Multi-annual financing is also now reinstated for organic agriculture.
“Extending the current rules for two more years and until the new CAP is agreed and enforced, gives much-needed predictability and certainty to all farmers across Europe during the COVID-19 crisis,” said Marija Vuckovic, Minister for Agriculture of Croatia, who oversaw the Council-Parliament agreement, before Croatia’s six-month presidency of the EU ended on June 30.
“The EU will continue to fund rural development programmes and to grant support to European farmers through direct payments while ensuring a smooth transition to the next CAP period,” said Ms Vuckovic.
According to the EU, the extension of farmer support under the current legal framework until the end of 2022 will allow for uninterrupted payments to farmers and other beneficiaries.
Moreover, in these two years, member states will have time to prepare their strategic plans required under the new CAP legislation, and to plan for their implementation after approval by the Commission.

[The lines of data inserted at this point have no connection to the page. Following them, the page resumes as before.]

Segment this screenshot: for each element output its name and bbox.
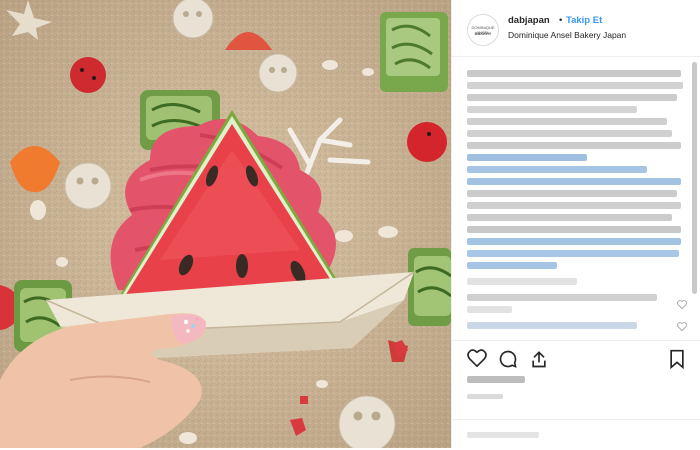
account-avatar[interactable]: DOMINIQUE ANSEL BAKERY [467, 14, 499, 46]
blurred-hashtag-line[interactable] [467, 262, 557, 269]
blurred-hashtag-line[interactable] [467, 166, 647, 173]
comment-like-heart-icon[interactable] [677, 300, 687, 309]
header-separator: • [559, 15, 563, 26]
blurred-caption-line [467, 190, 677, 197]
blurred-load-more[interactable] [467, 278, 577, 285]
blurred-comment [467, 322, 637, 329]
post-side-panel: DOMINIQUE ANSEL BAKERY dabjapan • Takip … [451, 0, 700, 448]
blurred-caption-line [467, 106, 637, 113]
blurred-hashtag-line[interactable] [467, 178, 681, 185]
blurred-caption-line [467, 202, 681, 209]
account-handle-link[interactable]: dabjapan [508, 15, 550, 26]
follow-button[interactable]: Takip Et [566, 15, 602, 26]
blurred-hashtag-line[interactable] [467, 154, 587, 161]
share-icon[interactable] [529, 349, 549, 369]
blurred-likes-count[interactable] [467, 376, 525, 383]
instagram-post-view: DOMINIQUE ANSEL BAKERY dabjapan • Takip … [0, 0, 700, 448]
blurred-comment-meta [467, 306, 512, 313]
blurred-caption-line [467, 70, 681, 77]
post-actions [452, 340, 700, 449]
blurred-hashtag-line[interactable] [467, 250, 679, 257]
location-link[interactable]: Dominique Ansel Bakery Japan [508, 30, 626, 40]
comments-scrollbar[interactable] [692, 62, 697, 294]
blurred-caption-line [467, 214, 672, 221]
blurred-post-date [467, 394, 503, 399]
blurred-caption-line [467, 142, 681, 149]
blurred-caption-line [467, 94, 677, 101]
caption-and-comments-blurred [467, 66, 691, 336]
blurred-comment-placeholder [467, 432, 539, 438]
post-photo[interactable] [0, 0, 451, 448]
heart-icon[interactable] [467, 349, 487, 367]
blurred-hashtag-line[interactable] [467, 238, 681, 245]
blurred-caption-line [467, 226, 681, 233]
post-header: DOMINIQUE ANSEL BAKERY dabjapan • Takip … [452, 0, 700, 57]
add-comment-box[interactable] [452, 419, 700, 450]
blurred-comment [467, 294, 657, 301]
blurred-caption-line [467, 82, 683, 89]
blurred-caption-line [467, 130, 672, 137]
comment-icon[interactable] [498, 349, 518, 369]
comment-like-heart-icon[interactable] [677, 322, 687, 331]
blurred-caption-line [467, 118, 667, 125]
bookmark-icon[interactable] [668, 349, 686, 369]
avatar-text-bottom: BAKERY [474, 31, 492, 36]
watermelon-dessert-photo [0, 0, 451, 448]
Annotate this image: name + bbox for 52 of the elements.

The final adoption of the transitional regulation is expected by the end of 2020, as it is closely linked to the seven-year EU budget currently under negotiation.
The EU was forced to plan for a transitional period when it became clear from the state of play of the CAP reform discussions and EU seven-year budget negotiations that the legislative procedure would not be concluded in time to apply the new rules and the CAP Strategic Plans as of January 1, 2021.